I spent one week at a retreat in upstate New York for five consecutive summers almost twenty years ago. It offered me a chance to get away from habitual distractions, to meditate, take yoga classes and BE with myself.
A favorite photograph on display near their cafeteria was a large black a white print of a sadhu, a holy man from India, holding his right index finger against his lips in a gesture that has become synonymous with the sound… Shhhh.
It was as if he was telling me to become quiet. Not as a command but as a piece of wisdom. Getting still, getting quiet, was a necessary preparatory step for listening. For hearing certain sounds and for hearing thoughts that came up from inside me. (That’s a form of listening too.)
I just made two important purchases. A lot of listening seemed to take place around both.
This past Christmas, I decided to buy a new dishwasher. The one I had was about twenty years old. Beyond declining in cleaning performance, its retractable racks didn’t slide in an out smoothly. It made a lot of noise.
Far from buying something in order to have the latest version (I had an iPhone 5 for longer than it takes to get a college degree), I am usually reluctant to spend money on something new.
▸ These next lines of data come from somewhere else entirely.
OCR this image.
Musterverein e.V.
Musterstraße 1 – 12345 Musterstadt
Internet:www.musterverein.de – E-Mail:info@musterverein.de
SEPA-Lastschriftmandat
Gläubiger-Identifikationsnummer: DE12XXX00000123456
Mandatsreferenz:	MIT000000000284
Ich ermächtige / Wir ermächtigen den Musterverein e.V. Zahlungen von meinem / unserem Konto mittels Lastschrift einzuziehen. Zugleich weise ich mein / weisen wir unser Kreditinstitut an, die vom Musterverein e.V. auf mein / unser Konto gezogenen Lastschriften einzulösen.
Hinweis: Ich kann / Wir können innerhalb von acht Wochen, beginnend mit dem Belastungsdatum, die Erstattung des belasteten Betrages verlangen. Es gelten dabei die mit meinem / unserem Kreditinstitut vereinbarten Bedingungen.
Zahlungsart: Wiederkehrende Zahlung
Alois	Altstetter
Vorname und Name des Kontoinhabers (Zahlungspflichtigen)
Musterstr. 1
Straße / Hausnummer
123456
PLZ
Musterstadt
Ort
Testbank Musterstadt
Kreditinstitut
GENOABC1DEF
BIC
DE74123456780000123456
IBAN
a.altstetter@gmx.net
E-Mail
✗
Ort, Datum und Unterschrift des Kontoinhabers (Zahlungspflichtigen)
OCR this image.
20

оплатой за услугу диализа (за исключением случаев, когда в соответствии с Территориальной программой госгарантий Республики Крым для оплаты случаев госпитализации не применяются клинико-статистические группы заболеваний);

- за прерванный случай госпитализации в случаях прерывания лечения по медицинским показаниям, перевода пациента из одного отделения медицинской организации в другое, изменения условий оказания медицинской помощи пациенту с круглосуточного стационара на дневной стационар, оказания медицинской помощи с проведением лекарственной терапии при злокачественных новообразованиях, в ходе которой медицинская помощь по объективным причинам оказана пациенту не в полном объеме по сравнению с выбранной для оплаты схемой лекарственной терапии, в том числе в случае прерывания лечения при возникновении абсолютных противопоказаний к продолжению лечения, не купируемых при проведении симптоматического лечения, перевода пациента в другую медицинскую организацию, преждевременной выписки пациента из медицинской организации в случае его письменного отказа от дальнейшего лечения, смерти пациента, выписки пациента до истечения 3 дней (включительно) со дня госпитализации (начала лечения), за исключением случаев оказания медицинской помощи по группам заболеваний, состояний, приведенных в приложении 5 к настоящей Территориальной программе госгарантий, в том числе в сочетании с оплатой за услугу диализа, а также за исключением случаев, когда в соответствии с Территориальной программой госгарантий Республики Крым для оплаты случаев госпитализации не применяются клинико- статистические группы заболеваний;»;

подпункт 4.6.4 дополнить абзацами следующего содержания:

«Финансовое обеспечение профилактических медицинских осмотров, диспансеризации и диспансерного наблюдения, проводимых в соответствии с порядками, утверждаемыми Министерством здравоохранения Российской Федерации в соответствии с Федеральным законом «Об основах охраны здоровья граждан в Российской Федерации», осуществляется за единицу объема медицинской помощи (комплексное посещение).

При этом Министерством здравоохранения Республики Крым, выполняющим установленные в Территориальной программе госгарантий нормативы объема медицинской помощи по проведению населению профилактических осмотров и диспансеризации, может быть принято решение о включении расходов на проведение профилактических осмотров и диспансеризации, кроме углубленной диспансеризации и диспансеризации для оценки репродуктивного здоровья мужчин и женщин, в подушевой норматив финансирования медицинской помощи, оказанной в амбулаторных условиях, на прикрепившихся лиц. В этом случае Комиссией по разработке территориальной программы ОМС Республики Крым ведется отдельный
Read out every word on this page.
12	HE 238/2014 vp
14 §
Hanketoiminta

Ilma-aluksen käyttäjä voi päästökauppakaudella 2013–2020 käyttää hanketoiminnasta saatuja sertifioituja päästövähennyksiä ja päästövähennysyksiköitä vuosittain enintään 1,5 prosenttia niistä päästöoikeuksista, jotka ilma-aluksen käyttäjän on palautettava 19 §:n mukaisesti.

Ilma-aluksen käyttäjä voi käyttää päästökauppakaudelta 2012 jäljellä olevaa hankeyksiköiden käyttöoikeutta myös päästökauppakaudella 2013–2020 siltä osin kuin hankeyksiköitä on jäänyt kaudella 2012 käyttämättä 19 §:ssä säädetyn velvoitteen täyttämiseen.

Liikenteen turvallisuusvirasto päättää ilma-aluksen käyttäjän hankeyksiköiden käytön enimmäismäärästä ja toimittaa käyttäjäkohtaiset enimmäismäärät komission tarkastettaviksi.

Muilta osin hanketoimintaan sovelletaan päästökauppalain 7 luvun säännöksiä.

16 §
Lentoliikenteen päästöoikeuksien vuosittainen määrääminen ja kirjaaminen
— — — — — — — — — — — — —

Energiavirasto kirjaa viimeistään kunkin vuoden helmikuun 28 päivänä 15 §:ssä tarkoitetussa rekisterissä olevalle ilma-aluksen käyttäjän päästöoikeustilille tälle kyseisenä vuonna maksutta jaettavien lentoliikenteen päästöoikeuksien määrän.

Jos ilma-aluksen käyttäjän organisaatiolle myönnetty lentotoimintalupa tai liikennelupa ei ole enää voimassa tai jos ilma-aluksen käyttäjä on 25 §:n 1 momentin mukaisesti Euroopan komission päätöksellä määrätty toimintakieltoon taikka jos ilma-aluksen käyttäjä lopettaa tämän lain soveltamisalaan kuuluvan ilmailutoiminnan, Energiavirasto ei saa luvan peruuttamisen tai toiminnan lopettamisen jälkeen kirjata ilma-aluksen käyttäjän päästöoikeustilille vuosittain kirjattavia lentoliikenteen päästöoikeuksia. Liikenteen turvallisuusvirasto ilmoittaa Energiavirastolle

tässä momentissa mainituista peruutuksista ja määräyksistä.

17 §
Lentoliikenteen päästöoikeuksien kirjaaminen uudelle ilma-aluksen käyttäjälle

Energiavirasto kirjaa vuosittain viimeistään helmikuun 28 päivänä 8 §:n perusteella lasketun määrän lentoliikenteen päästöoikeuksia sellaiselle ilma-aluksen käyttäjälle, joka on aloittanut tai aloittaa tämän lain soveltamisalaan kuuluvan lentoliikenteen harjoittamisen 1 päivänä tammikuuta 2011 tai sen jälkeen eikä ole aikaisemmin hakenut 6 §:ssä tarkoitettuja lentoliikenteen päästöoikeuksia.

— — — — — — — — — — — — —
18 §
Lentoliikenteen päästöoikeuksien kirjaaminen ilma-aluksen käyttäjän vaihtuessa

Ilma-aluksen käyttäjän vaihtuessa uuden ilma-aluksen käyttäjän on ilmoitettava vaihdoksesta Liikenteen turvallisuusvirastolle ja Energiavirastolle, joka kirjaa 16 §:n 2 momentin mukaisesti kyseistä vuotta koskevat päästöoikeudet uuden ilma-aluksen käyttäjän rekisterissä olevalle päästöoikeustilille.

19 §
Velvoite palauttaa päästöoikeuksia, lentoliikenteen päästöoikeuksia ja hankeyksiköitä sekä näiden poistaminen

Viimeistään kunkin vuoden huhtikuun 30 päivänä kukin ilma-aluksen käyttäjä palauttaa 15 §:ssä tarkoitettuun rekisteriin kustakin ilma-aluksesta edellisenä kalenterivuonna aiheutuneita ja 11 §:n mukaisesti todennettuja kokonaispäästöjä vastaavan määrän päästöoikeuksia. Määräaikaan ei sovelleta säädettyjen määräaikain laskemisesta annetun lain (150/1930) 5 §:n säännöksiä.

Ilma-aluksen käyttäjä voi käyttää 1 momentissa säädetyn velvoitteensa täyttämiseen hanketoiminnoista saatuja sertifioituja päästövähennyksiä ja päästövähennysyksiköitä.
I decided on a Bosch. Coming into a new year, I thought of the purchase as a way of sending myself a message of regard and faith in better things.
I knew it would take a long time to arrive. Supply chain issues, especially on products manufactured overseas, were well-known. After waiting about nine weeks, it was installed just the other day.
The delivery men were polite. The old one was hauled off. Registration was easy. The manual was well-written.
The day before my German-engineered appliance got installed, I bought a new printer. I had to. The all-in-one (printer-scanner-fax) I had been using for years experienced its last paper jam.
Five years for a printer seemed to be as reasonable a life span as twenty years for a dishwasher. Yet, I found myself irritated about the purchase. After all, it stopped being useful suddenly. Sales people at the store weren’t helpful explaining features. The worst thing, though, is that I haven’t been able to install it myself.
The instructions don’t match the pictures in the manual. The manufacturer provides no phone support (or at least they don’t make it obvious how to reach a person). Their online registration process is flakey.
My mind started to let in all sorts of noise.
I thought about how my feelings on these two purchases were different from the get-go. I bought a new dishwasher because I felt it was a nice thing to do for myself. I bought the new printer because the one I had been using broke.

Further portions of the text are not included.